If you have more than one child, sibling rivalry is usually one of your biggest challenges, and the best way for kids to learn to get along with people in the world. Disagreements, jealousy and wrongs are committed among people all the time. The question is, how to resolve them?
An adult friend who is an only child said she hated fighting with her friends “because they always had the option of going home. If you have siblings, they can’t go anywhere. You have to work it out eventually,” she said.
Your kids’ relationship will provide the foundation for the most difficult and rewarding relationships of their lives. Sound familiar? Getting along with siblings is preparation for marriage and work.
The more parents take sides and punish for sibling rivalry, the worse it will become because the kids will use it as a way to manipulate parents. They’re still learning from that, too!
Here are some techniques to encourage them to get along.
1. Put them all in the same boat. Fighting over a toy? Remove the toy. Then encourage them: “You can have it back when you’re ready to figure out how to take turns/share.”
2. Get them to sit down in two chairs, knees touching, looking at each other. Ask questions. “What’s the problem? Who has an idea on how to solve it?”
3. Take all fights outside or to basement –because audiences make fighting better. Cold weather makes short fights.
4. Make sure your kids are getting sufficient attention from you at neutral times so they’re not using sibling rivalry to get negative attention.
5. Don’t feel sorry for younger and weaker siblings. They have excellent defense and offense tactics. They can also learn the valuable lesson that annoying bigger and older people can result in pain.
6. Use a confident voice and body language when saying, “You can do it.
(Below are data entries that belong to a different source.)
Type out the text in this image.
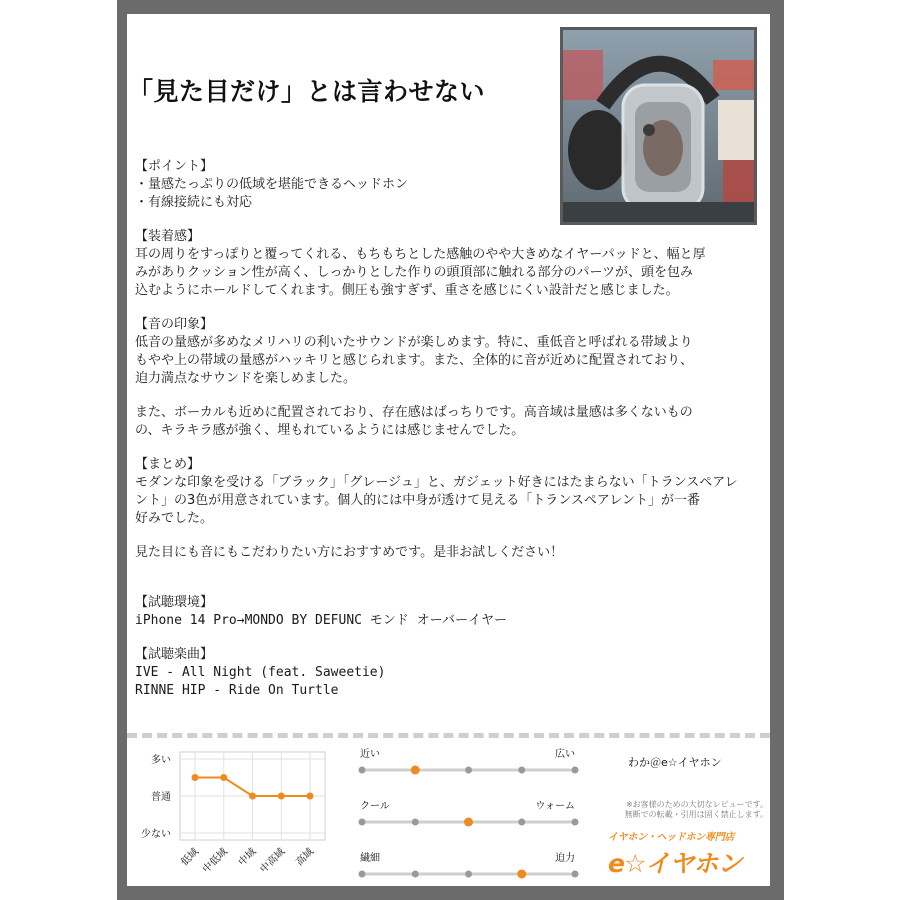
「見た目だけ」とは言わせない

【ポイント】

・量感たっぷりの低域を堪能できるヘッドホン

・有線接続にも対応

【装着感】

耳の周りをすっぽりと覆ってくれる、もちもちとした感触のやや大きめなイヤーパッドと、幅と厚

みがありクッション性が高く、しっかりとした作りの頭頂部に触れる部分のパーツが、頭を包み

込むようにホールドしてくれます。側圧も強すぎず、重さを感じにくい設計だと感じました。

【音の印象】

低音の量感が多めなメリハリの利いたサウンドが楽しめます。特に、重低音と呼ばれる帯域より

もやや上の帯域の量感がハッキリと感じられます。また、全体的に音が近めに配置されており、

迫力満点なサウンドを楽しめました。

また、ボーカルも近めに配置されており、存在感はばっちりです。高音域は量感は多くないもの

の、キラキラ感が強く、埋もれているようには感じませんでした。

【まとめ】

モダンな印象を受ける「ブラック」「グレージュ」と、ガジェット好きにはたまらない「トランスペアレ

ント」の3色が用意されています。個人的には中身が透けて見える「トランスペアレント」が一番

好みでした。

見た目にも音にもこだわりたい方におすすめです。是非お試しください！

【試聴環境】

iPhone 14 Pro→MONDO BY DEFUNC モンド オーバーイヤー

【試聴楽曲】

IVE - All Night (feat. Saweetie)

RINNE HIP - Ride On Turtle

少ない
普通
多い
低域 中低域 中域 中高域 高域
近い	広い
クール	ウォーム
繊細	迫力
わか＠e☆イヤホン
※お客様のための大切なレビューです。
無断での転載・引用は固く禁止します。
イヤホン・ヘッドホン専門店
e☆イヤホン
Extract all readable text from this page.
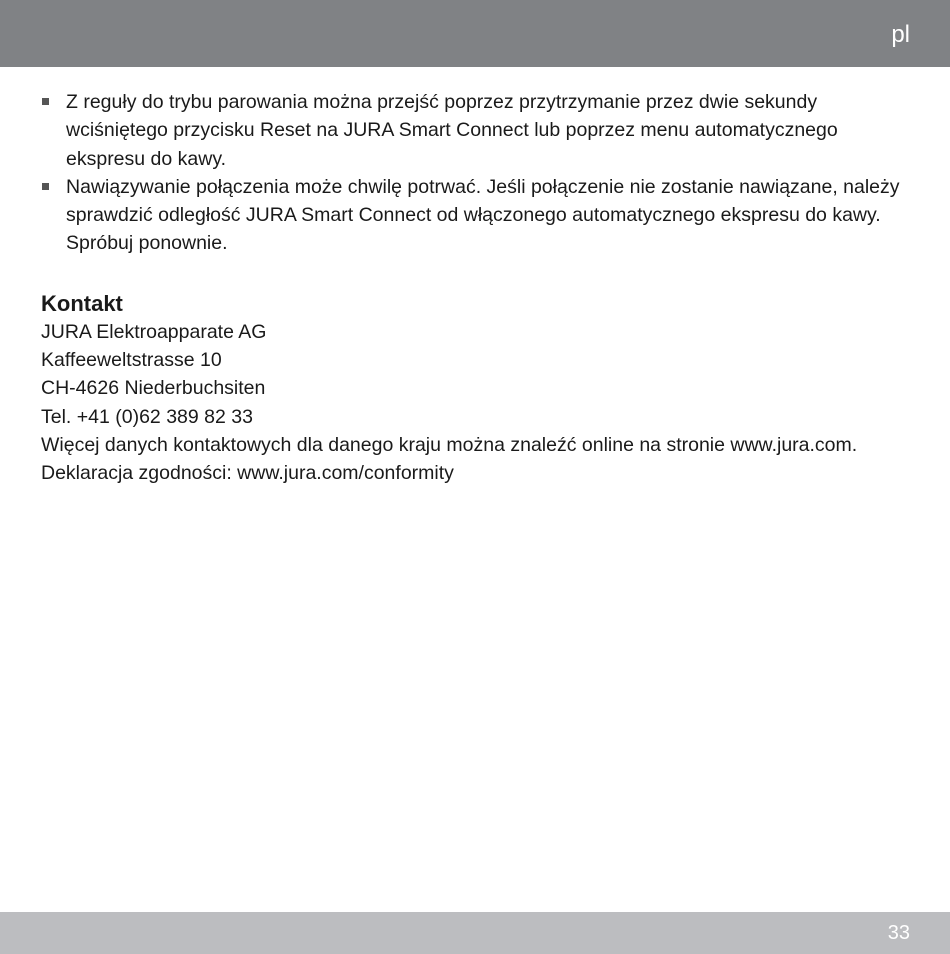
pl
Z reguły do trybu parowania można przejść poprzez przytrzymanie przez dwie sekundy wciśniętego przycisku Reset na JURA Smart Connect lub poprzez menu automatycznego ekspresu do kawy.
Nawiązywanie połączenia może chwilę potrwać. Jeśli połączenie nie zostanie nawiązane, należy sprawdzić odległość JURA Smart Connect od włączonego automatycznego ekspresu do kawy. Spróbuj ponownie.
Kontakt
JURA Elektroapparate AG
Kaffeeweltstrasse 10
CH-4626 Niederbuchsiten
Tel. +41 (0)62 389 82 33
Więcej danych kontaktowych dla danego kraju można znaleźć online na stronie www.jura.com.
Deklaracja zgodności: www.jura.com/conformity
33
I know you can work it out.” Then walk away.
7. Put the conflict on the family meeting agenda. This “parks it” for a while and allows time to come up with reasonable solutions. Get locks for doors, put toys out of reach, take responsibility for putting your special stuff away. Etc. free tip sheet on family meetings at www.raisingable.com
8. Some problems never go away until childhood goes away. This is life & parenthood. They will grow up and leave home. When you allow them to work it out, they grow closer.